El llamado de Abram
12 1 Nuestro Padre le dijo a Abram: «Vete de tu tierra, de tus parientes y de la casa de tu padre, a la tierra que yo te mostraré. 2 Haré de ti una gran nación, y te bendeciré; engrandeceré tu nombre, para que seas una bendición. 3 Bendeciré a los que te bendigan, y al que te maldiga, lo maldeciré; y en ti serán benditas todas las familias de la tierra ». a a v3 Pablo llama a este versículo el evangelio anunciado de antemano a Abraham: toda familia de la tierra bendecida por medio de él, cumplido en Jesús (Gálatas 3:8).
4 Abram partió, como nuestro Padre se lo había dicho, y Lot fue con él. Abram tenía setenta y cinco años cuando salió de Harán. 5 Abram tomó a su esposa Sarai, a su sobrino Lot, todas las posesiones que habían acumulado y las personas que habían adquirido en Harán, y salieron rumbo a la tierra de Canaán. Y llegaron a la tierra de Canaán. 6 Abram atravesó la tierra hasta el lugar de Siquem, hasta la encina de More. En aquel tiempo los cananeos estaban en la tierra.
7 Entonces nuestro Padre se le apareció a Abram y le dijo: «A tu descendencia daré esta tierra». Y Abram edificó allí un altar a nuestro Padre, que se le había aparecido. b b v7 Pablo entiende aquí «descendencia» como un solo descendiente —Jesús— por medio del cual la bendición abrahámica alcanza a toda nación (Gálatas 3:16).

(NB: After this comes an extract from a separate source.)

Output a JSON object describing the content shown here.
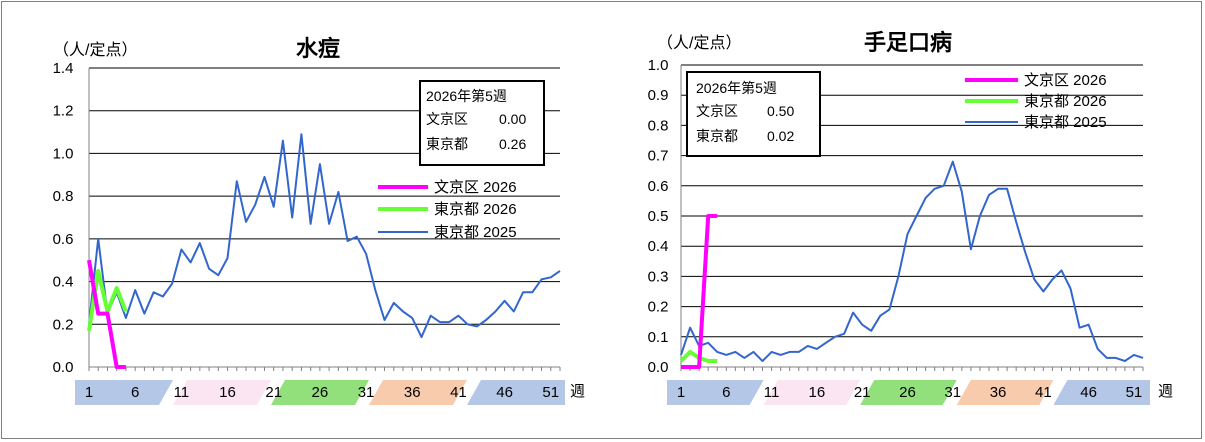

8 De allí se trasladó a la región montañosa al oriente de Betel, y plantó su tienda, con Betel al occidente y Hai al oriente. Allí edificó un altar a nuestro Padre e invocó el nombre de nuestro Padre. 9 Luego Abram siguió su camino, avanzando hacia el Néguev.
El hambre y el camino a Egipto
10 Hubo entonces hambre en la tierra, y Abram descendió a Egipto para vivir allí por un tiempo, porque el hambre era severa. 11 Cuando estaba a punto de entrar en Egipto, le dijo a su esposa Sarai: «Sé que eres una mujer hermosa. 12 Cuando los egipcios te vean, dirán: "Esta es su esposa". Entonces me matarán a mí, pero a ti te dejarán con vida. 13 Por favor, di que eres mi hermana, para que me vaya bien por tu causa, y mi vida sea perdonada gracias a ti».
14 Cuando Abram entró en Egipto, los egipcios vieron que la mujer era muy hermosa. 15 Y cuando los funcionarios del faraón la vieron, la elogiaron ante el faraón, y la mujer fue llevada al palacio del faraón. 16 Este trató bien a Abram por causa de ella, y Abram adquirió ovejas y vacas, asnos y asnas, siervos y siervas, y camellos. 17 Pero nuestro Padre hirió al faraón y a su casa con grandes plagas por causa de Sarai, la esposa de Abram. 18 Entonces el faraón llamó a Abram y le dijo: «¿Qué es esto que me has hecho? ¿Por qué no me dijiste que era tu esposa? 19 ¿Por qué dijiste: "Es mi hermana", de modo que la tomé por esposa? Ahora bien, aquí tienes a tu esposa. Tómala y vete».
20 Y el faraón dio órdenes a sus hombres acerca de Abram, y lo despidieron a él, a su esposa y a todo lo que tenía.